The Way Forward For Nigeria With The New Buhari’s Administration


The national elections of 2015 have come and gone with new leaders now in the saddle. It was a year with a lot of politicking, with the big clash between the changers and transformers. Nigerians bought the change and so Buharians have it. After eight months, Nigerians are yet to figure out what the philosophy, the spirit, the economics and the goals of governance will be for the next 2 years, given that the last one and half year is customarily devoted to electioneering. Thus, there is no clear picture of what Buharinomics would be like neither is there hint on the direction of Buharilosophy.

No doubts, the naira sliding down to 300 naira to a dollar was not an intended plan of the new administration likewise the stifling economy that is scaring investors. Sure, Nigerians asked for the fight against corruption and Buhari has set sight on some targets. Nigeria like most African countries are trying to find their foot in nationhood just because about five to six decades ago when most of them became nations they were still essentially trade posts as set by the colonial leaders. By this, Nigeria is not so different than the “niger area” trade post for the British. Actually, students of history will acknowledge that provision of government services has deteriorated from the 1960s to date, so Nigerians are worse off now than in the 1960s when the fervor of independence was reckoned with a passion to build nationhood.

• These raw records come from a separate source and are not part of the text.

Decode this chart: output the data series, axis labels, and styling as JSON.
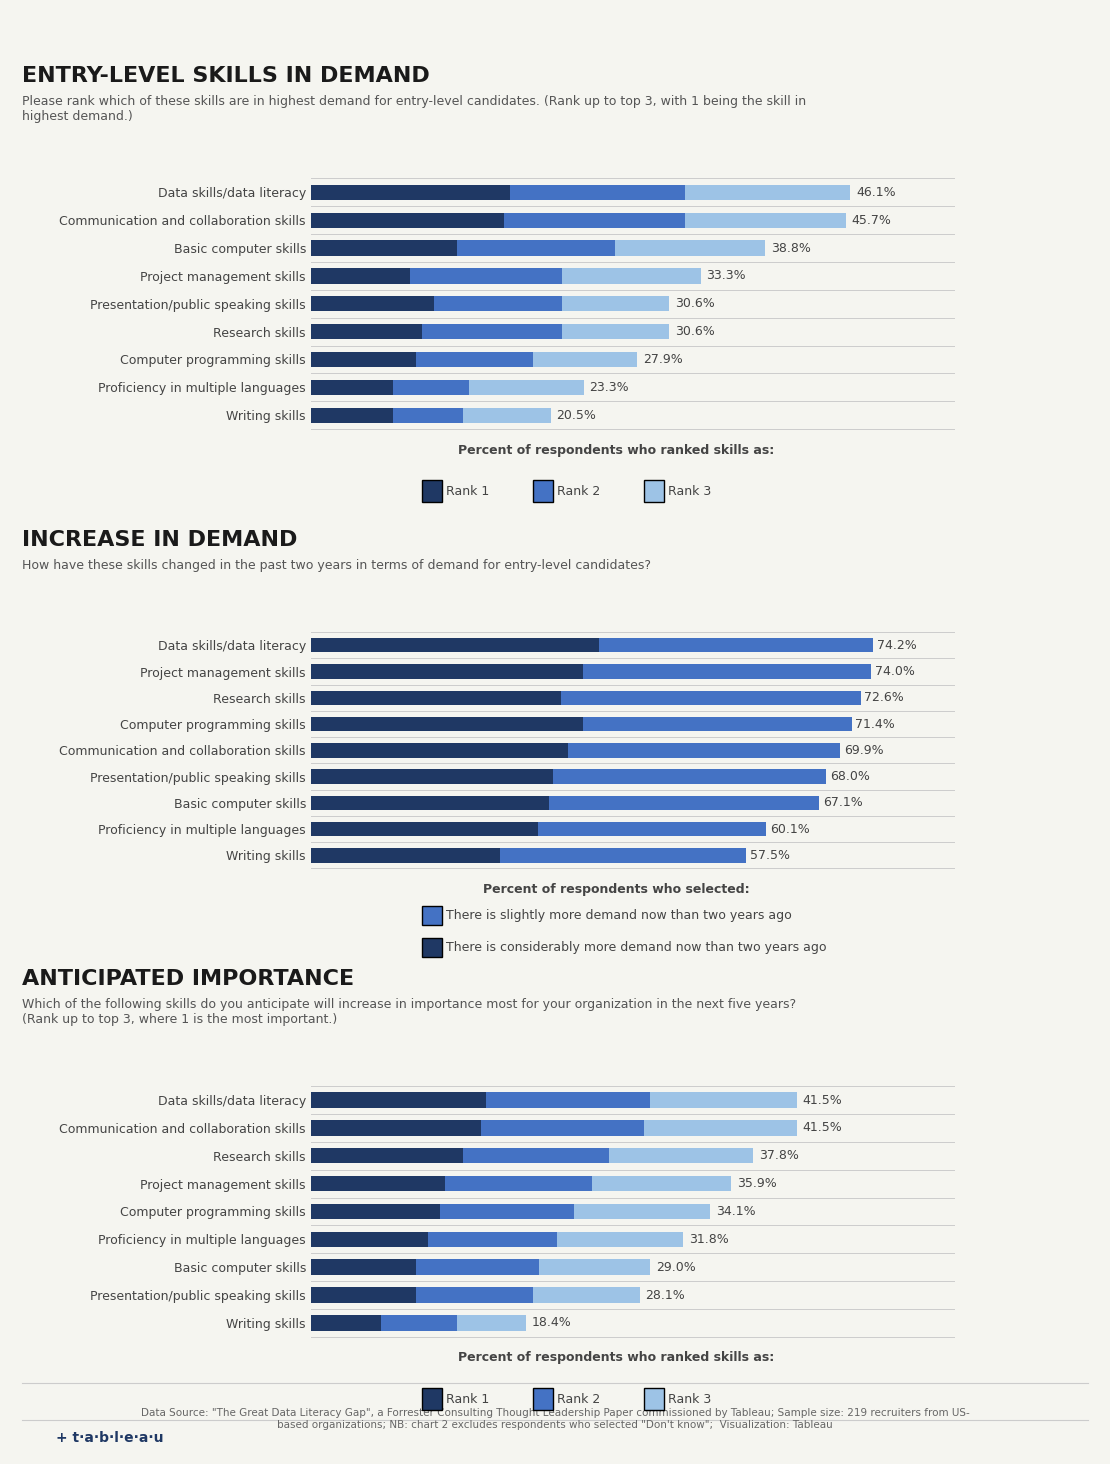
{
  "bg_color": "#f5f5f0",
  "chart_bg": "#f5f5f0",
  "section1_title": "ENTRY-LEVEL SKILLS IN DEMAND",
  "section1_subtitle": "Please rank which of these skills are in highest demand for entry-level candidates. (Rank up to top 3, with 1 being the skill in\nhighest demand.)",
  "section1_xlabel": "Percent of respondents who ranked skills as:",
  "section1_categories": [
    "Data skills/data literacy",
    "Communication and collaboration skills",
    "Basic computer skills",
    "Project management skills",
    "Presentation/public speaking skills",
    "Research skills",
    "Computer programming skills",
    "Proficiency in multiple languages",
    "Writing skills"
  ],
  "section1_totals": [
    46.1,
    45.7,
    38.8,
    33.3,
    30.6,
    30.6,
    27.9,
    23.3,
    20.5
  ],
  "section1_rank1": [
    17.0,
    16.5,
    12.5,
    8.5,
    10.5,
    9.5,
    9.0,
    7.0,
    7.0
  ],
  "section1_rank2": [
    15.0,
    15.5,
    13.5,
    13.0,
    11.0,
    12.0,
    10.0,
    6.5,
    6.0
  ],
  "section1_rank3": [
    14.1,
    13.7,
    12.8,
    11.8,
    9.1,
    9.1,
    8.9,
    9.8,
    7.5
  ],
  "section1_color1": "#1f3864",
  "section1_color2": "#4472c4",
  "section1_color3": "#9dc3e6",
  "section1_legend": [
    "Rank 1",
    "Rank 2",
    "Rank 3"
  ],
  "section2_title": "INCREASE IN DEMAND",
  "section2_subtitle": "How have these skills changed in the past two years in terms of demand for entry-level candidates?",
  "section2_xlabel": "Percent of respondents who selected:",
  "section2_categories": [
    "Data skills/data literacy",
    "Project management skills",
    "Research skills",
    "Computer programming skills",
    "Communication and collaboration skills",
    "Presentation/public speaking skills",
    "Basic computer skills",
    "Proficiency in multiple languages",
    "Writing skills"
  ],
  "section2_totals": [
    74.2,
    74.0,
    72.6,
    71.4,
    69.9,
    68.0,
    67.1,
    60.1,
    57.5
  ],
  "section2_considerably": [
    38.0,
    36.0,
    33.0,
    36.0,
    34.0,
    32.0,
    31.5,
    30.0,
    25.0
  ],
  "section2_slightly": [
    36.2,
    38.0,
    39.6,
    35.4,
    35.9,
    36.0,
    35.6,
    30.1,
    32.5
  ],
  "section2_color_considerably": "#1f3864",
  "section2_color_slightly": "#4472c4",
  "section2_legend": [
    "There is slightly more demand now than two years ago",
    "There is considerably more demand now than two years ago"
  ],
  "section3_title": "ANTICIPATED IMPORTANCE",
  "section3_subtitle": "Which of the following skills do you anticipate will increase in importance most for your organization in the next five years?\n(Rank up to top 3, where 1 is the most important.)",
  "section3_xlabel": "Percent of respondents who ranked skills as:",
  "section3_categories": [
    "Data skills/data literacy",
    "Communication and collaboration skills",
    "Research skills",
    "Project management skills",
    "Computer programming skills",
    "Proficiency in multiple languages",
    "Basic computer skills",
    "Presentation/public speaking skills",
    "Writing skills"
  ],
  "section3_totals": [
    41.5,
    41.5,
    37.8,
    35.9,
    34.1,
    31.8,
    29.0,
    28.1,
    18.4
  ],
  "section3_rank1": [
    15.0,
    14.5,
    13.0,
    11.5,
    11.0,
    10.0,
    9.0,
    9.0,
    6.0
  ],
  "section3_rank2": [
    14.0,
    14.0,
    12.5,
    12.5,
    11.5,
    11.0,
    10.5,
    10.0,
    6.5
  ],
  "section3_rank3": [
    12.5,
    13.0,
    12.3,
    11.9,
    11.6,
    10.8,
    9.5,
    9.1,
    5.9
  ],
  "section3_color1": "#1f3864",
  "section3_color2": "#4472c4",
  "section3_color3": "#9dc3e6",
  "section3_legend": [
    "Rank 1",
    "Rank 2",
    "Rank 3"
  ],
  "footer_text": "Data Source: \"The Great Data Literacy Gap\", a Forrester Consulting Thought Leadership Paper commissioned by Tableau; Sample size: 219 recruiters from US-\nbased organizations; NB: chart 2 excludes respondents who selected \"Don't know\";  Visualization: Tableau"
}
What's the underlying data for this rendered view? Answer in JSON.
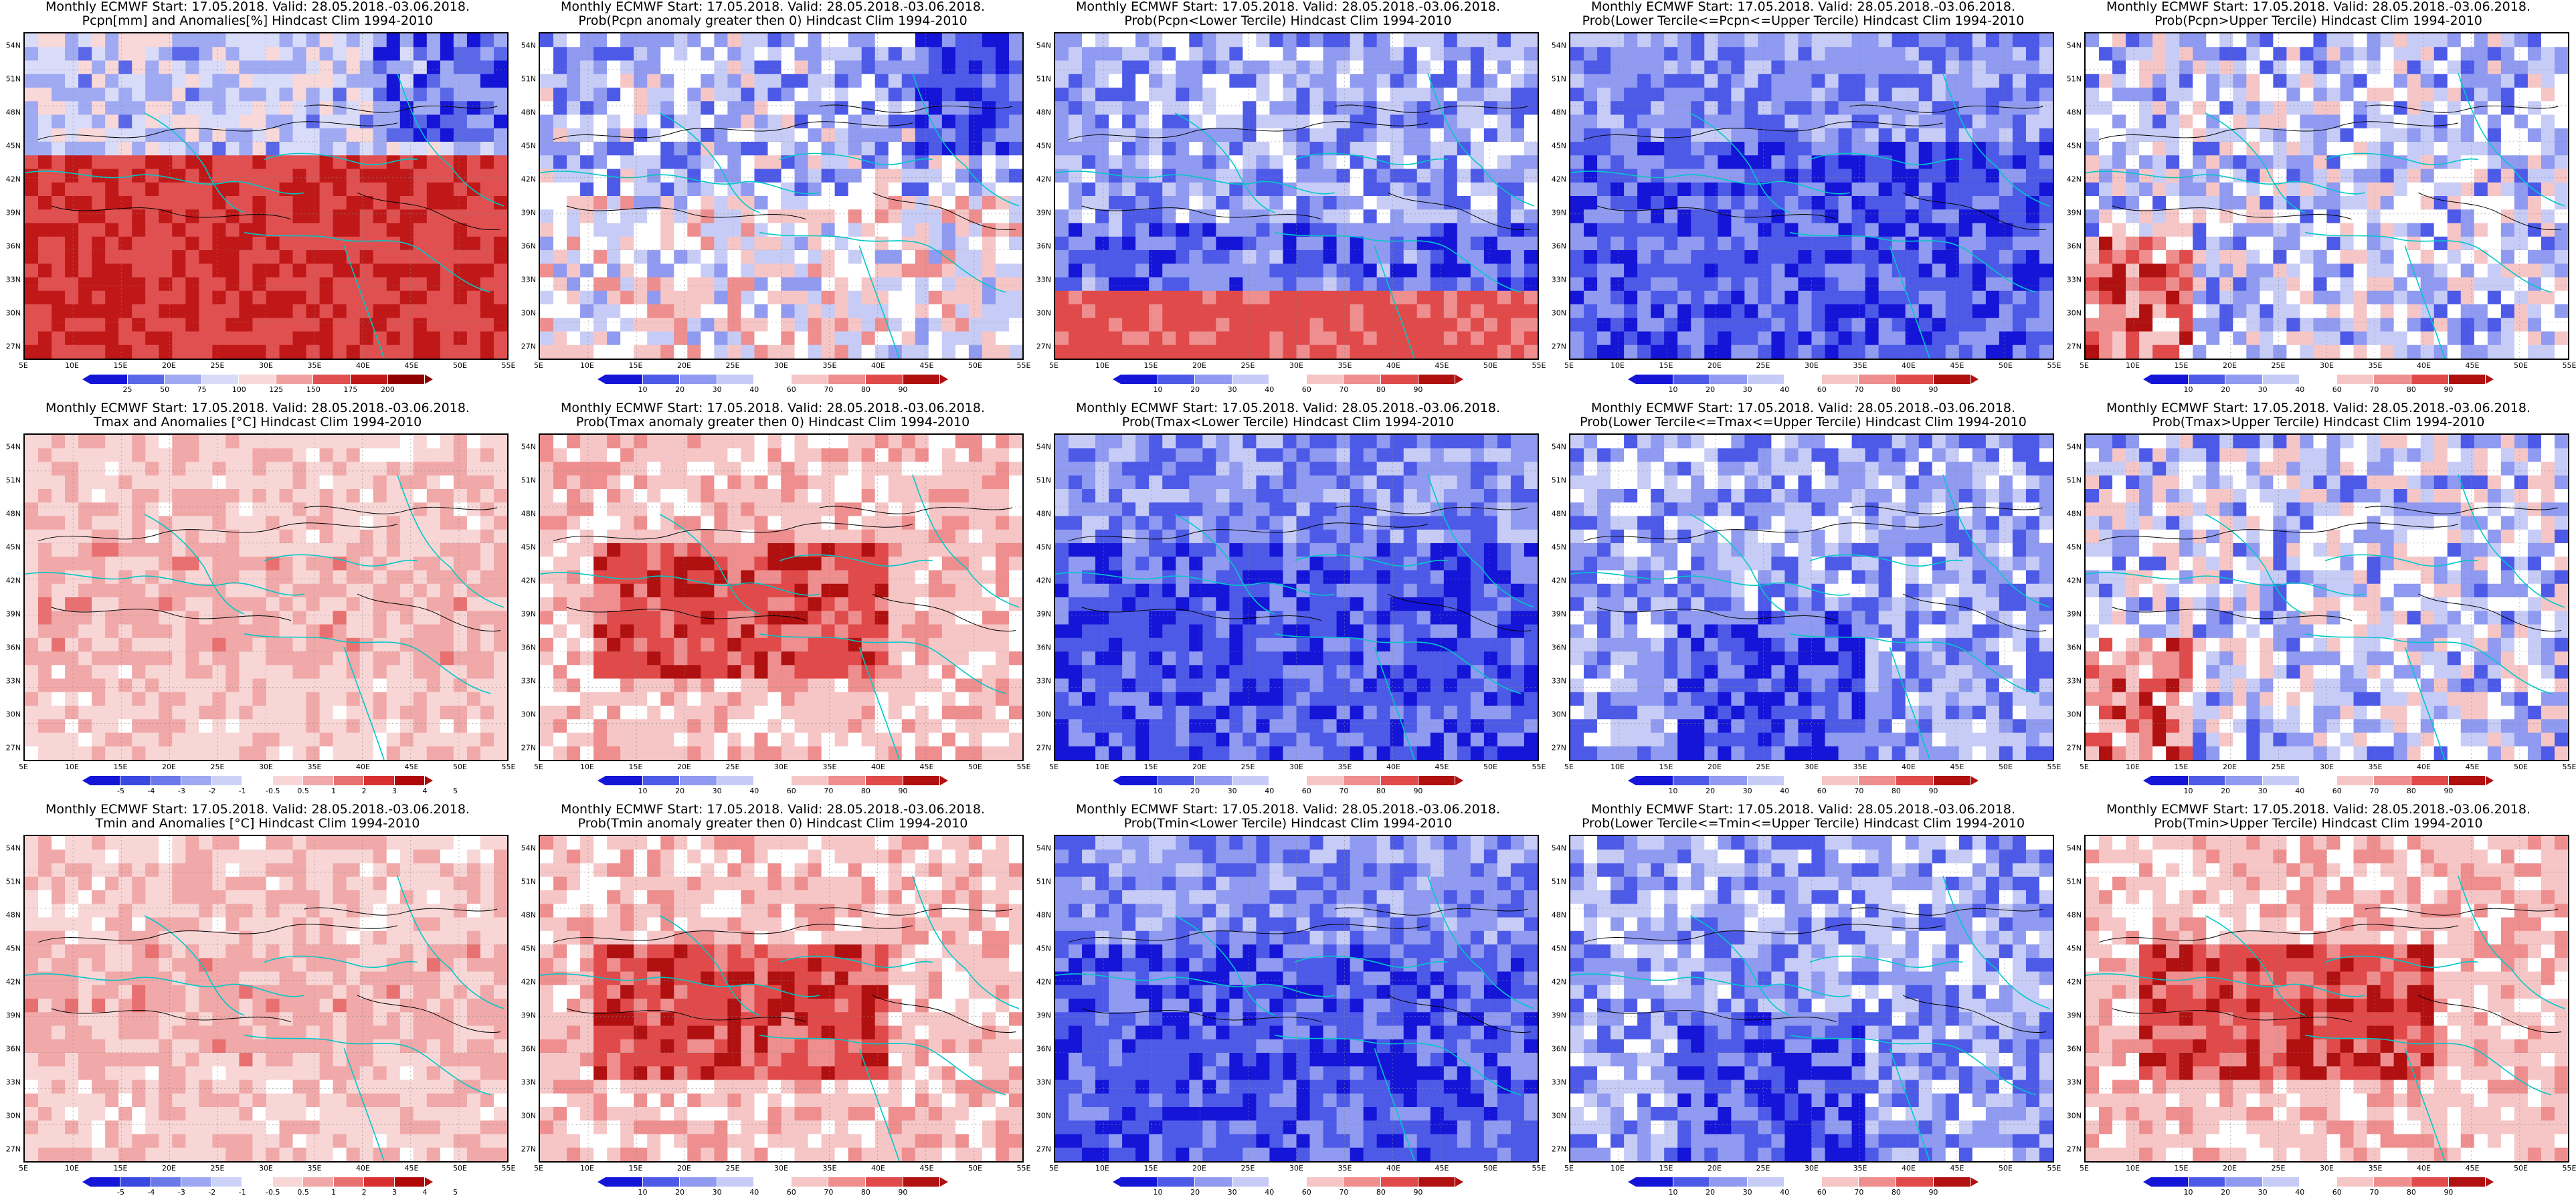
{
  "panels": [
    {
      "title_line1": "Monthly ECMWF Start: 17.05.2018. Valid: 28.05.2018.-03.06.2018.",
      "title_line2": "Pcpn[mm] and Anomalies[%] Hindcast Clim 1994-2010",
      "pattern": "precip",
      "colorbar": [
        "25",
        "50",
        "75",
        "100",
        "125",
        "150",
        "175",
        "200"
      ]
    },
    {
      "title_line1": "Monthly ECMWF Start: 17.05.2018. Valid: 28.05.2018.-03.06.2018.",
      "title_line2": "Prob(Pcpn anomaly greater then 0) Hindcast Clim 1994-2010",
      "pattern": "mixed",
      "colorbar": [
        "10",
        "20",
        "30",
        "40",
        "60",
        "70",
        "80",
        "90"
      ]
    },
    {
      "title_line1": "Monthly ECMWF Start: 17.05.2018. Valid: 28.05.2018.-03.06.2018.",
      "title_line2": "Prob(Pcpn<Lower Tercile) Hindcast Clim 1994-2010",
      "pattern": "blue_south_red",
      "colorbar": [
        "10",
        "20",
        "30",
        "40",
        "60",
        "70",
        "80",
        "90"
      ]
    },
    {
      "title_line1": "Monthly ECMWF Start: 17.05.2018. Valid: 28.05.2018.-03.06.2018.",
      "title_line2": "Prob(Lower Tercile<=Pcpn<=Upper Tercile) Hindcast Clim 1994-2010",
      "pattern": "deep_blue",
      "colorbar": [
        "10",
        "20",
        "30",
        "40",
        "60",
        "70",
        "80",
        "90"
      ]
    },
    {
      "title_line1": "Monthly ECMWF Start: 17.05.2018. Valid: 28.05.2018.-03.06.2018.",
      "title_line2": "Prob(Pcpn>Upper Tercile) Hindcast Clim 1994-2010",
      "pattern": "mixed_red",
      "colorbar": [
        "10",
        "20",
        "30",
        "40",
        "60",
        "70",
        "80",
        "90"
      ]
    },
    {
      "title_line1": "Monthly ECMWF Start: 17.05.2018. Valid: 28.05.2018.-03.06.2018.",
      "title_line2": "Tmax and Anomalies [°C] Hindcast Clim 1994-2010",
      "pattern": "warm_light",
      "colorbar": [
        "-5",
        "-4",
        "-3",
        "-2",
        "-1",
        "-0.5",
        "0.5",
        "1",
        "2",
        "3",
        "4",
        "5"
      ]
    },
    {
      "title_line1": "Monthly ECMWF Start: 17.05.2018. Valid: 28.05.2018.-03.06.2018.",
      "title_line2": "Prob(Tmax anomaly greater then 0) Hindcast Clim 1994-2010",
      "pattern": "warm_strong",
      "colorbar": [
        "10",
        "20",
        "30",
        "40",
        "60",
        "70",
        "80",
        "90"
      ]
    },
    {
      "title_line1": "Monthly ECMWF Start: 17.05.2018. Valid: 28.05.2018.-03.06.2018.",
      "title_line2": "Prob(Tmax<Lower Tercile) Hindcast Clim 1994-2010",
      "pattern": "deep_blue",
      "colorbar": [
        "10",
        "20",
        "30",
        "40",
        "60",
        "70",
        "80",
        "90"
      ]
    },
    {
      "title_line1": "Monthly ECMWF Start: 17.05.2018. Valid: 28.05.2018.-03.06.2018.",
      "title_line2": "Prob(Lower Tercile<=Tmax<=Upper Tercile) Hindcast Clim 1994-2010",
      "pattern": "blue_mid",
      "colorbar": [
        "10",
        "20",
        "30",
        "40",
        "60",
        "70",
        "80",
        "90"
      ]
    },
    {
      "title_line1": "Monthly ECMWF Start: 17.05.2018. Valid: 28.05.2018.-03.06.2018.",
      "title_line2": "Prob(Tmax>Upper Tercile) Hindcast Clim 1994-2010",
      "pattern": "mixed_red",
      "colorbar": [
        "10",
        "20",
        "30",
        "40",
        "60",
        "70",
        "80",
        "90"
      ]
    },
    {
      "title_line1": "Monthly ECMWF Start: 17.05.2018. Valid: 28.05.2018.-03.06.2018.",
      "title_line2": "Tmin and Anomalies [°C] Hindcast Clim 1994-2010",
      "pattern": "warm_light",
      "colorbar": [
        "-5",
        "-4",
        "-3",
        "-2",
        "-1",
        "-0.5",
        "0.5",
        "1",
        "2",
        "3",
        "4",
        "5"
      ]
    },
    {
      "title_line1": "Monthly ECMWF Start: 17.05.2018. Valid: 28.05.2018.-03.06.2018.",
      "title_line2": "Prob(Tmin anomaly greater then 0) Hindcast Clim 1994-2010",
      "pattern": "warm_strong",
      "colorbar": [
        "10",
        "20",
        "30",
        "40",
        "60",
        "70",
        "80",
        "90"
      ]
    },
    {
      "title_line1": "Monthly ECMWF Start: 17.05.2018. Valid: 28.05.2018.-03.06.2018.",
      "title_line2": "Prob(Tmin<Lower Tercile) Hindcast Clim 1994-2010",
      "pattern": "deep_blue",
      "colorbar": [
        "10",
        "20",
        "30",
        "40",
        "60",
        "70",
        "80",
        "90"
      ]
    },
    {
      "title_line1": "Monthly ECMWF Start: 17.05.2018. Valid: 28.05.2018.-03.06.2018.",
      "title_line2": "Prob(Lower Tercile<=Tmin<=Upper Tercile) Hindcast Clim 1994-2010",
      "pattern": "blue_mid",
      "colorbar": [
        "10",
        "20",
        "30",
        "40",
        "60",
        "70",
        "80",
        "90"
      ]
    },
    {
      "title_line1": "Monthly ECMWF Start: 17.05.2018. Valid: 28.05.2018.-03.06.2018.",
      "title_line2": "Prob(Tmin>Upper Tercile) Hindcast Clim 1994-2010",
      "pattern": "warm_strong",
      "colorbar": [
        "10",
        "20",
        "30",
        "40",
        "60",
        "70",
        "80",
        "90"
      ]
    }
  ],
  "lat_ticks": [
    "54N",
    "51N",
    "48N",
    "45N",
    "42N",
    "39N",
    "36N",
    "33N",
    "30N",
    "27N"
  ],
  "lon_ticks": [
    "5E",
    "10E",
    "15E",
    "20E",
    "25E",
    "30E",
    "35E",
    "40E",
    "45E",
    "50E",
    "55E"
  ],
  "prob_palette": [
    "#1515d8",
    "#4d5ae8",
    "#8f9af0",
    "#c7ccf6",
    "#ffffff",
    "#f6c6c6",
    "#ee8e8e",
    "#e04a4a",
    "#b01010"
  ],
  "anom_palette": [
    "#1515d8",
    "#3848e0",
    "#6a78ea",
    "#9ea8f2",
    "#cdd2f8",
    "#ffffff",
    "#f8d6d6",
    "#f0a8a8",
    "#e87070",
    "#d83030",
    "#b00808"
  ],
  "precip_palette": [
    "#1515d8",
    "#5a68e8",
    "#a0aaf2",
    "#d8dcf8",
    "#f8d8d8",
    "#f0a0a0",
    "#e05050",
    "#c01818",
    "#900000"
  ],
  "contour_color": "#000000",
  "border_color": "#00c8c8"
}
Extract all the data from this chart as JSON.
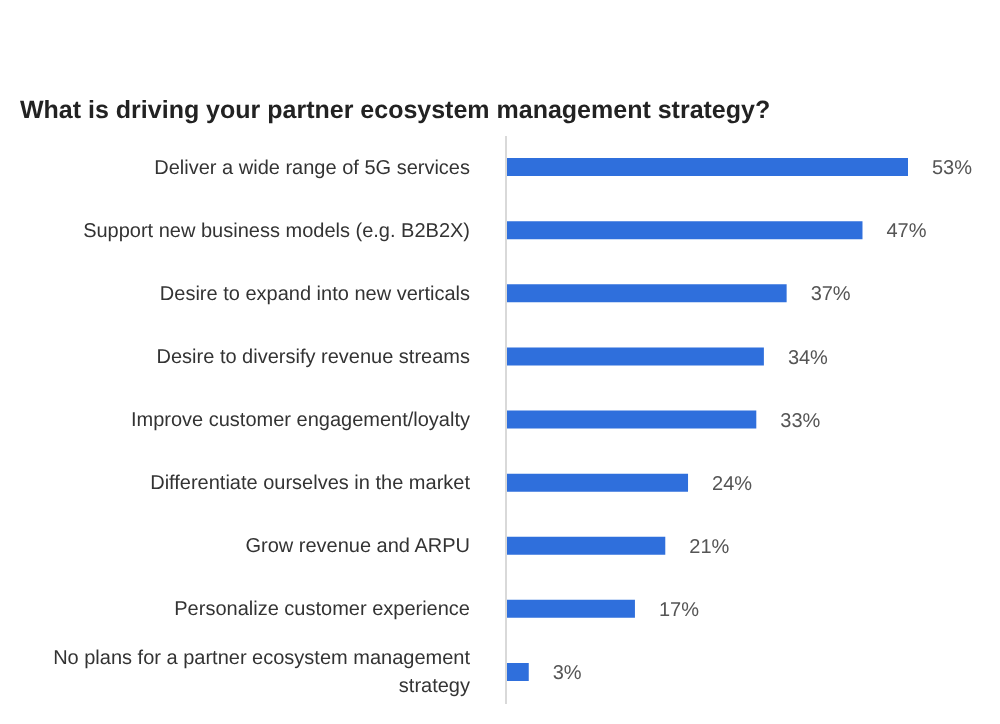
{
  "chart_data": {
    "type": "bar",
    "orientation": "horizontal",
    "title": "What is driving your partner ecosystem management strategy?",
    "categories": [
      "Deliver a wide range of 5G services",
      "Support new business models (e.g. B2B2X)",
      "Desire to expand into new verticals",
      "Desire to diversify revenue streams",
      "Improve customer engagement/loyalty",
      "Differentiate ourselves in the market",
      "Grow revenue and ARPU",
      "Personalize customer experience",
      "No plans for a partner ecosystem management strategy"
    ],
    "values": [
      53,
      47,
      37,
      34,
      33,
      24,
      21,
      17,
      3
    ],
    "value_labels": [
      "53%",
      "47%",
      "37%",
      "34%",
      "33%",
      "24%",
      "21%",
      "17%",
      "3%"
    ],
    "color": "#2f6fdc"
  }
}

The December, 31 1983 coup like the 2015 general elections was plotted by Buhari and his fellow coup plotters with a resounding anti-corruption anthem. They employed a successful tactics of pushing for anti-corruption agenda and cajoling the populace that Shagari’s government was the most corrupt ever. In his coup’s victory speech of January 1, 1984, Buhari said, “Corruption and indiscipline have been associated with our state of under-development,” and vowed that his administration will be intolerant of corrupt practices including “forgery, fraud, embezzlement, misuse, and abuse of office.” Following the coup, several Nigerians were locked up with sentences of hundreds of years. However, if we recall, the economy was stifling as it is now in the months that followed Buhari’s new administration in 1984.

Most Nigerians want Nigeria to be a success, however, change will not thrive without a unified, patriotic vision for a nationhood. Nigeria will continue to dwindle, shrink and deteriorate until a visionary agenda that will bring all nation states involved in Nigeria, to align their individual spirit, philosophy and psychology for a bigger nation. Unfortunately previous national leaders have never felt it was important albeit for their own self-interest. The political elite in the Northern geopolitical region of Nigeria may prefer the status quo as they fear the unknown if a new agenda is set in the country. On the other hand, a new agenda may appeal to the power brokers of the Southern geopolitical region, however the mutual mistrust between the major nation states of southern Nigeria (the Igbos and Yorubas) has truncated a unified will from the south.

As we progress in 2016, Nigeria cannot afford to deny the truth that though corruption is a problem, the elephant in the room is the lack of national spirit, philosophy and psychology, which has led to the Niger delta insurgency, Boko Haram, the Biafra movement, and possibly more to come in ensuing years. Buhari has to learn from his mistakes of the past, during his leadership of the country 1983-1985. To continue to dismiss the need to engage the people in discussing an agenda for a national spirit, philosophy, psychology, and form of governance that will make everyone an equal partner, is a dangerous path that deters national progress. The power brokers in government now should know that there is a potential that at the end of the day there can be a repeat of the speech by Babangida in August 27 of 1985 on why Buhari’s military regime was dethroned. In explaining the rationale for overthrowing Buhari’s regime, Babangida said, “regrettably, it turned out that Major-General Muhammadu Buhari was too rigid and uncompromising in his attitudes to issues of national significance. Efforts to make him understand that a diverse polity like Nigeria required recognition and appreciation of differences in both cultural and individual perceptions, only served to aggravate these attitudes.” As Sony Okosun’s music rightly captures, Nigerians would like to know from the new administration “which way Nigeria”?